Amal Usaha sebagai Basis Politik
Berbeda dengan badan usaha milik Negara (BUMN) yang konon sering dijadikan sebagai sumber financial partai-partai politik tertentu, maka amal usaha Muhammadiyah (AUM) bukanlah merupakan sumber dana bagi person-person Muhammadiyah yang kebetulan berkiprah di partai politik. Muhammadiyah memiliki banyak amal usaha berupa lembaga pendidikan, rumah sakit, pondok pesantren maupun lembaga-lembaga keuangan dan ekonomi. Dinamakan dengan istilah amal usaha karena dalam pengelolaan lembaga lembaga AUM tersebut didasarkan pada aspek keikhlasan beramal namun juga didasarkan pada sisi profesionalitas pengelolaan sebuah usaha. Dengan konsep ini AUM dapat terus bertahan dan berkembang menjadi besar serta memberi hasil nyata sebagai sumber penghidupan ratusan ribu umat.
Lembaga amal usaha Muhammadiyah adalah milik Muhammadiyah dan dijadikan sebagai sarana untuk melakukan dakwah Islam amar makruf nahi munkar. Dengan demikian maka orang-orang yang berada didalam lingkungan amal usaha muhammadiyah harus bersedia di audit kadar kemuhammadiyahannya oleh Muhammadiyah. Etika politik dalam amal usaha Muhammadiyah adalah etika baku, bahwa pengurus suatu amal usaha Muhammadiyah tidak menjadi pengurus lembaga partai politik. Hal ini sudah berjalan dan dilakukan oleh warga Muhammadiyah dengan istiqomah, amanah dan bertawadu’ (berendah hati), sehingga Muhammadiyah dapat terhindar dari kekisruhan manajemen dan kekisruhan pengelolaan antara mengelola amal usaha dan mengelola partai politik.

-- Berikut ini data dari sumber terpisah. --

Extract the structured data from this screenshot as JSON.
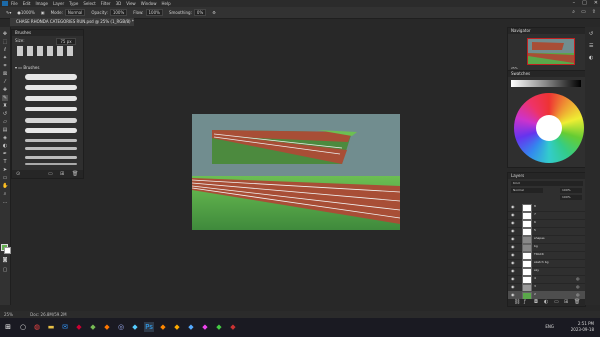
{
  "menu": {
    "items": [
      "File",
      "Edit",
      "Image",
      "Layer",
      "Type",
      "Select",
      "Filter",
      "3D",
      "View",
      "Window",
      "Help"
    ],
    "window_controls": [
      "–",
      "□",
      "✕"
    ]
  },
  "options": {
    "size": "1000%",
    "mode_label": "Mode:",
    "mode_value": "Normal",
    "opacity_label": "Opacity:",
    "opacity_value": "100%",
    "flow_label": "Flow:",
    "flow_value": "100%",
    "smoothing_label": "Smoothing:",
    "smoothing_value": "0%"
  },
  "document": {
    "tab_title": "CHASE RHONDA CATEGORIES RUN.psd @ 25% (1_RGB/8) *"
  },
  "brushes_panel": {
    "title": "Brushes",
    "size_label": "Size:",
    "size_value": "75 px",
    "folder_label": "Brushes"
  },
  "navigator": {
    "title": "Navigator",
    "zoom": "25%"
  },
  "color_panel": {
    "title": "Swatches"
  },
  "layers_panel": {
    "title": "Layers",
    "kind_label": "Kind",
    "blend_mode": "Normal",
    "opacity_value": "100%",
    "fill_value": "100%",
    "layers": [
      {
        "name": "8",
        "visible": true
      },
      {
        "name": "7",
        "visible": true
      },
      {
        "name": "6",
        "visible": true
      },
      {
        "name": "5",
        "visible": true
      },
      {
        "name": "shapes",
        "visible": true
      },
      {
        "name": "bg",
        "visible": true
      },
      {
        "name": "TRACK",
        "visible": true
      },
      {
        "name": "sketch bg",
        "visible": true
      },
      {
        "name": "sky",
        "visible": true
      },
      {
        "name": "4",
        "visible": true
      },
      {
        "name": "3",
        "visible": true
      },
      {
        "name": "2",
        "visible": true
      },
      {
        "name": "1",
        "visible": true
      }
    ]
  },
  "status": {
    "zoom": "25%",
    "doc": "Doc: 26.8M/59.2M"
  },
  "taskbar": {
    "time": "2:51 PM",
    "date": "2023-09-18",
    "lang": "ENG"
  },
  "colors": {
    "track": "#a84e36",
    "grass": "#5aa84a",
    "sky": "#718d8f",
    "taskbar": "#1a1a22"
  }
}
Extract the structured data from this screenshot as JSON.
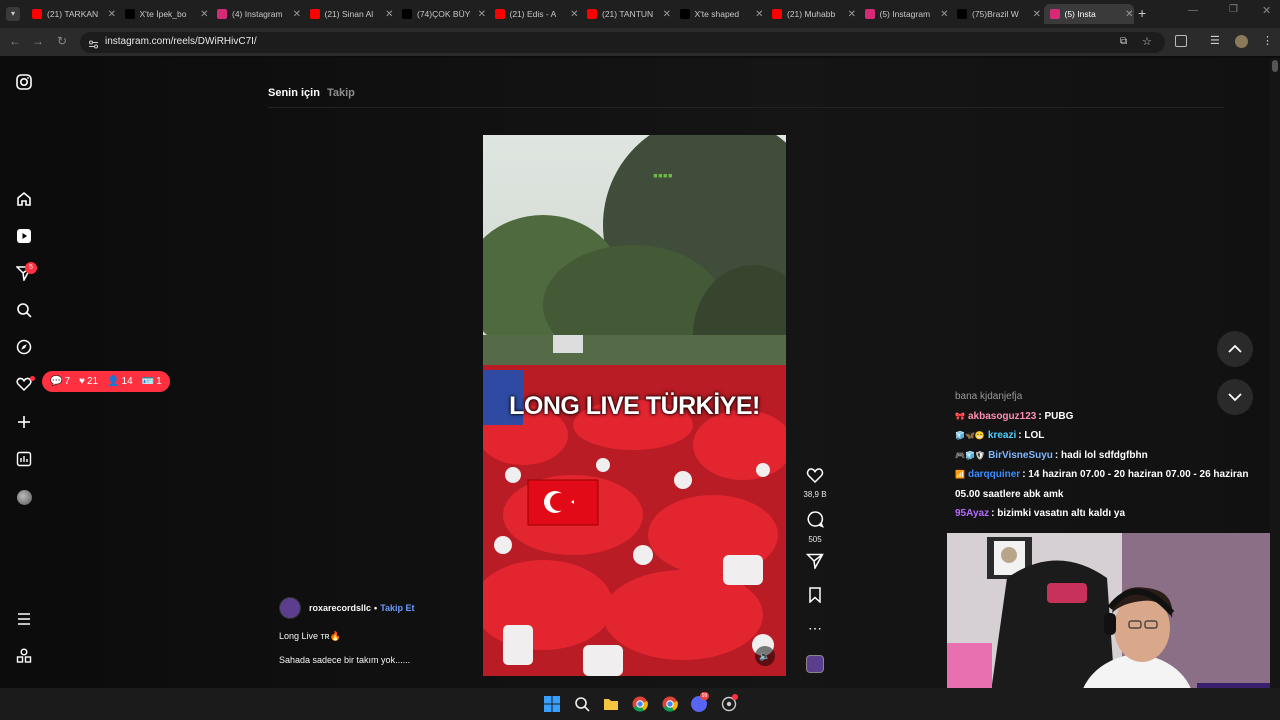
{
  "browser": {
    "tabs": [
      {
        "title": "(21) TARKAN",
        "favicon": "youtube-icon",
        "color": "#ff0000"
      },
      {
        "title": "X'te İpek_bo",
        "favicon": "x-icon",
        "color": "#000000"
      },
      {
        "title": "(4) Instagram",
        "favicon": "instagram-icon",
        "color": "#d62976"
      },
      {
        "title": "(21) Sinan Al",
        "favicon": "youtube-icon",
        "color": "#ff0000"
      },
      {
        "title": "(74)ÇOK BÜY",
        "favicon": "tiktok-icon",
        "color": "#000000"
      },
      {
        "title": "(21) Edis - A",
        "favicon": "youtube-icon",
        "color": "#ff0000"
      },
      {
        "title": "(21) TANTUN",
        "favicon": "youtube-icon",
        "color": "#ff0000"
      },
      {
        "title": "X'te shaped",
        "favicon": "x-icon",
        "color": "#000000"
      },
      {
        "title": "(21) Muhabb",
        "favicon": "youtube-icon",
        "color": "#ff0000"
      },
      {
        "title": "(5) Instagram",
        "favicon": "instagram-icon",
        "color": "#d62976"
      },
      {
        "title": "(75)Brazil W",
        "favicon": "tiktok-icon",
        "color": "#000000"
      },
      {
        "title": "(5) Insta",
        "favicon": "instagram-icon",
        "color": "#d62976",
        "active": true
      }
    ],
    "new_tab": "+",
    "url": "instagram.com/reels/DWiRHivC7I/"
  },
  "instagram": {
    "feed_tabs": {
      "for_you": "Senin için",
      "following": "Takip"
    },
    "notifications": {
      "comments": "7",
      "likes": "21",
      "follows": "14",
      "mentions": "1"
    },
    "messages_badge": "5",
    "reel": {
      "caption_overlay": "LONG LIVE TÜRKİYE!",
      "likes": "38,9 B",
      "comments": "505",
      "author": "roxarecordsllc",
      "follow_label": "Takip Et",
      "separator": "•",
      "description_line1": "Long Live ᴛʀ🔥",
      "description_line2": "Sahada sadece bir takım yok......"
    }
  },
  "chat": {
    "messages": [
      {
        "user": "",
        "text": "bana kjdanjefja",
        "color": "#9a9a9a",
        "partial": true
      },
      {
        "user": "akbasoguz123",
        "text": ": PUBG",
        "color": "#ff8fb0",
        "badges": "🎀"
      },
      {
        "user": "kreazi",
        "text": ": LOL",
        "color": "#4fd1ff",
        "badges": "🧊🦋😁"
      },
      {
        "user": "BirVisneSuyu",
        "text": ": hadi lol sdfdgfbhn",
        "color": "#7fb8ff",
        "badges": "🎮🧊🛡"
      },
      {
        "user": "darqquiner",
        "text": ": 14 haziran 07.00 - 20 haziran 07.00 - 26 haziran 05.00 saatlere abk amk",
        "color": "#3a8bff",
        "badges": "📶"
      },
      {
        "user": "95Ayaz",
        "text": ": bizimki vasatın altı kaldı ya",
        "color": "#b46cff",
        "badges": ""
      }
    ]
  }
}
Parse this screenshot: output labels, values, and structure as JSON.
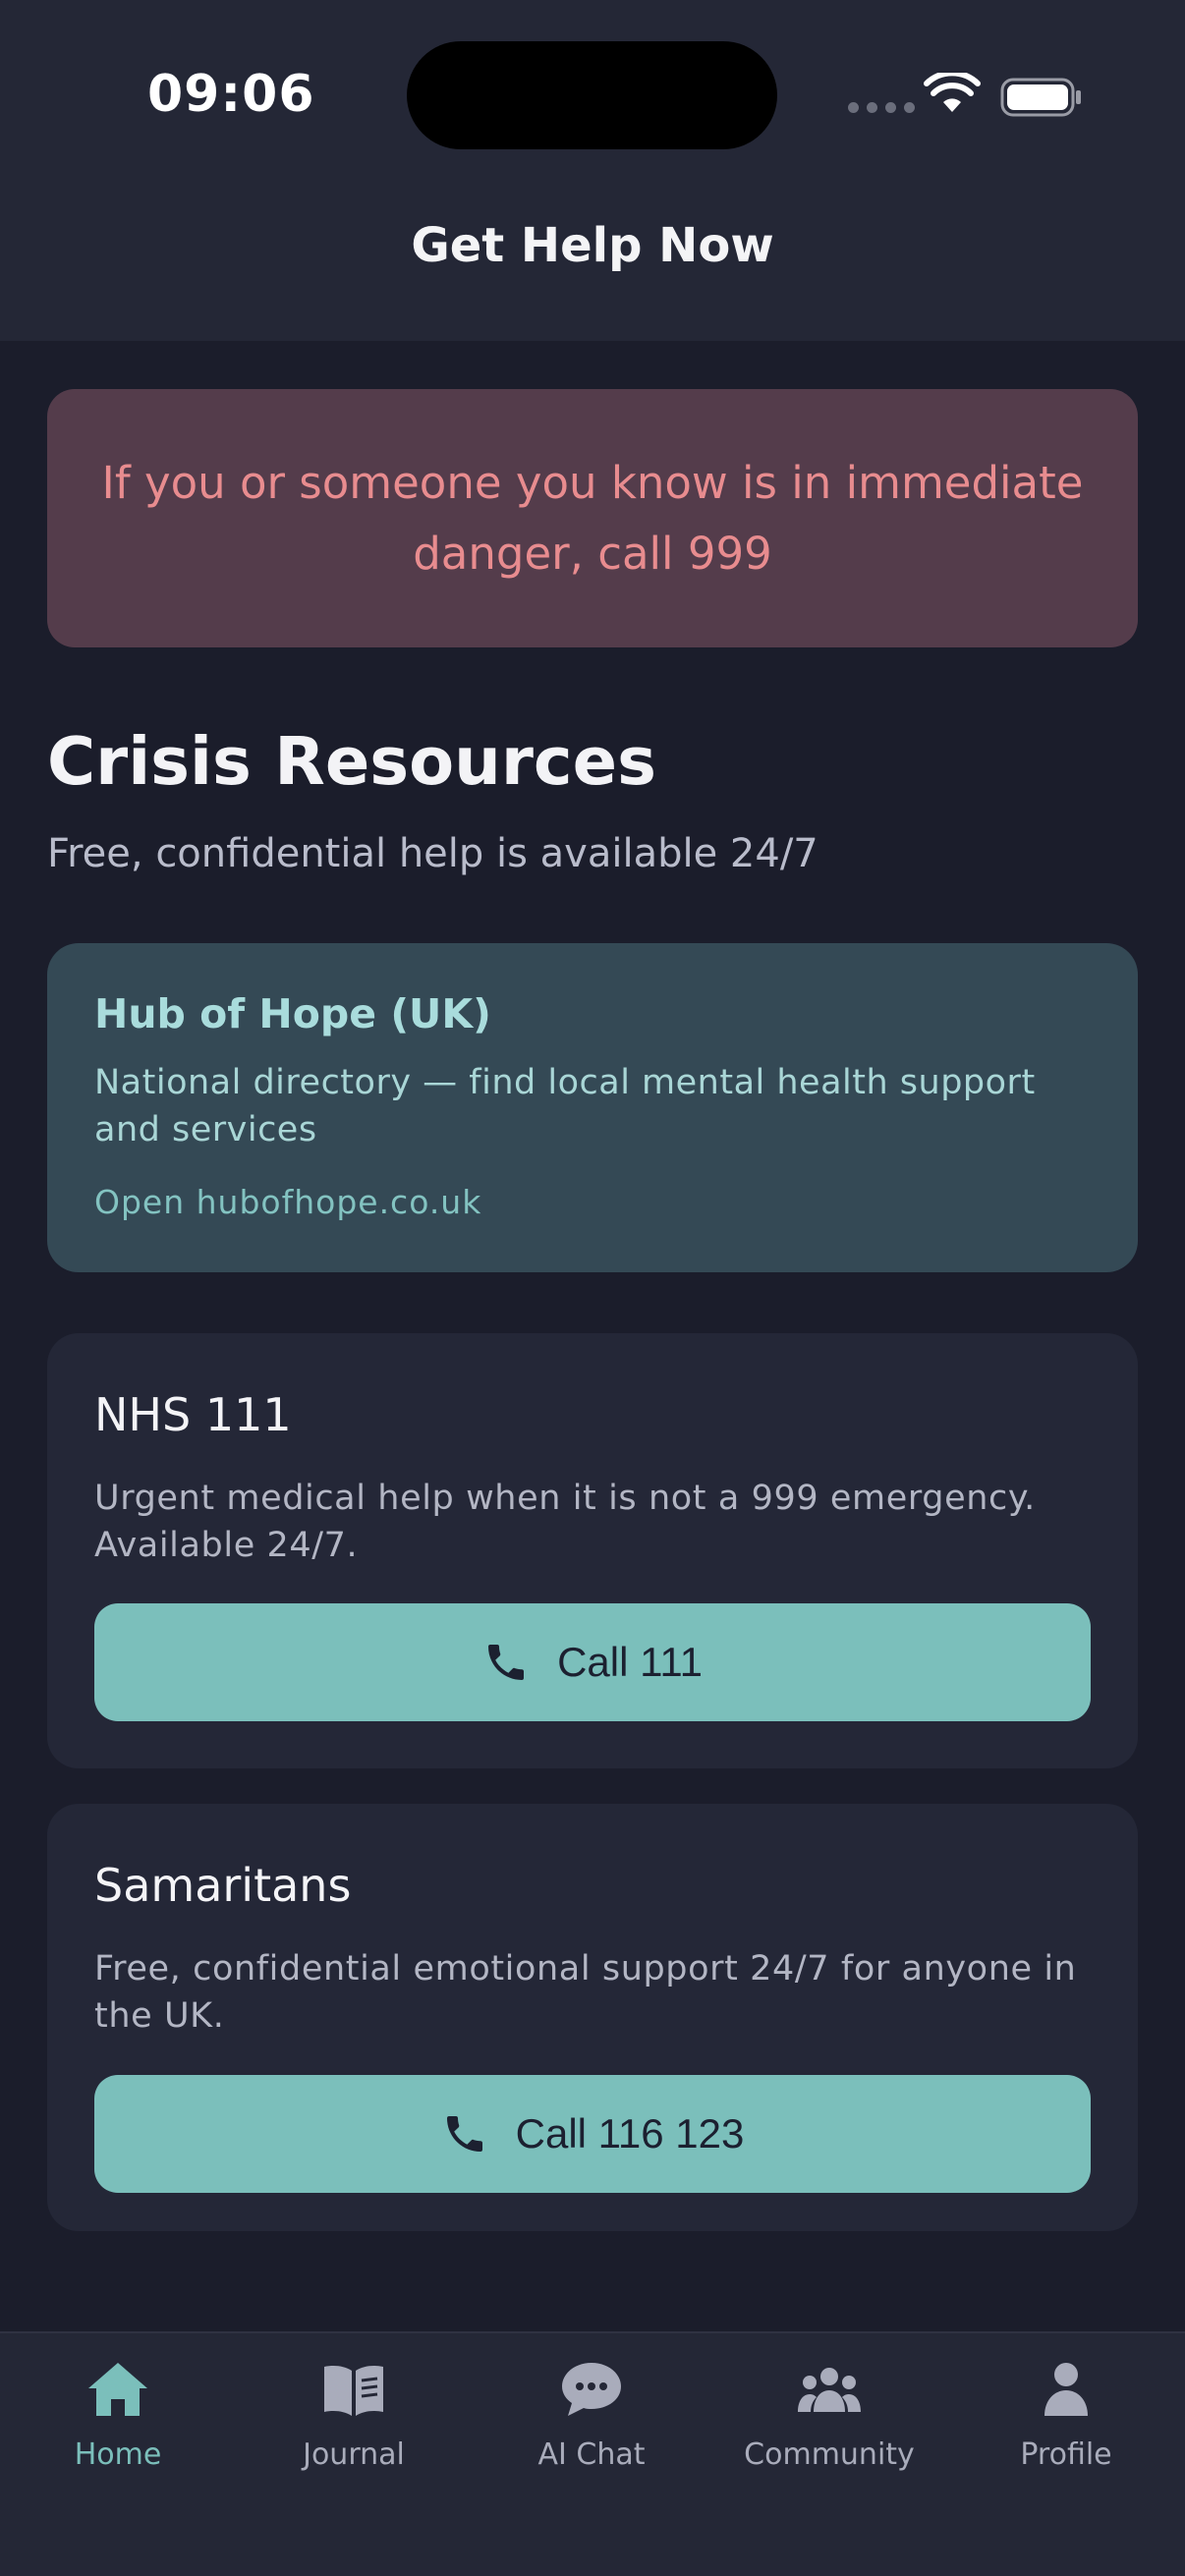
{
  "status_bar": {
    "time": "09:06"
  },
  "header": {
    "title": "Get Help Now"
  },
  "emergency": {
    "text": "If you or someone you know is in immediate danger, call 999",
    "color": "#e88c8f"
  },
  "section": {
    "title": "Crisis Resources",
    "subtitle": "Free, confidential help is available 24/7"
  },
  "hub_of_hope": {
    "title": "Hub of Hope (UK)",
    "description": "National directory — find local mental health support and services",
    "link": "Open hubofhope.co.uk"
  },
  "services": [
    {
      "title": "NHS 111",
      "description": "Urgent medical help when it is not a 999 emergency. Available 24/7.",
      "button_label": "Call 111",
      "icon": "phone-icon"
    },
    {
      "title": "Samaritans",
      "description": "Free, confidential emotional support 24/7 for anyone in the UK.",
      "button_label": "Call 116 123",
      "icon": "phone-icon"
    }
  ],
  "nav": {
    "active": "Home",
    "accent_color": "#7bbfbb",
    "items": [
      {
        "label": "Home",
        "icon": "home-icon"
      },
      {
        "label": "Journal",
        "icon": "book-icon"
      },
      {
        "label": "AI Chat",
        "icon": "chat-bubble-icon"
      },
      {
        "label": "Community",
        "icon": "people-icon"
      },
      {
        "label": "Profile",
        "icon": "person-icon"
      }
    ]
  }
}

Dalam perjalanannya yang telah memasuki usia 100 tahun, Muhammadiyah kini telah menjelma menjadi lokomotif besar yang menarik sekian banyak gerbong yang mengangkut berbagai manusia dengan aneka tujuan dan cita-cita. Ada yang bertujuan selaras dengan tujuan Muhammadiyah, tetap tidak sedikit pula yang hanya sekedar menumpang dengan tanpa membeli karcis sebagai penumpang gelap. Para penumpang gelap inilah yang hendak menjadikan kereta Muhammadiyah ini menjadi kendaraan polotiknya dengan cara membajak lokomotif untuk dibelokkan menuju stasuin yang lain. Terhadap para penumpang gelap inilah Muhammadiyah perlu mewaspadai dengan cara memberi dakwah dengan lebih intensif sehingga potensi mereka yang besar tidak tersia-siakan dalam membangun Muhammadiyah. Untuk itu dalam salah satu pengajian warga Muhammadiyah di kantor PDM Solo beberapa waktu yang lalu, KH Muhammad Muqodas (PP Muhammadiyah) mengingatkan kembali tiga sifat dasar kepemimpinan Muhammadiyah sebagaimana dicontohkan oleh Rasollulah, yaitu prihatin terhadap penderitaan umat, sangat menginginkan kebaikan umat dan sangat tinggi belas kasihnya terhadap umat. Siapapun pimpinan Muhammadiyah yang akan dipilih dan terpilih dalam muktamar ke 46 di Yogyakarta tangal 3 – 8 Juli 2010 nanti harus dapat mengikuti dan mengejawantahkan tiga sifat dasar sebagaimana di contohkan oleh Nabi besar Muhammad SAW sebagai panutan Muhammadiyah. Selamat Bermuktamar semoga bermanfaat dan bermaslakhat bagi kehidupan umat dan bangsa Indonesia pada umumnya .amin.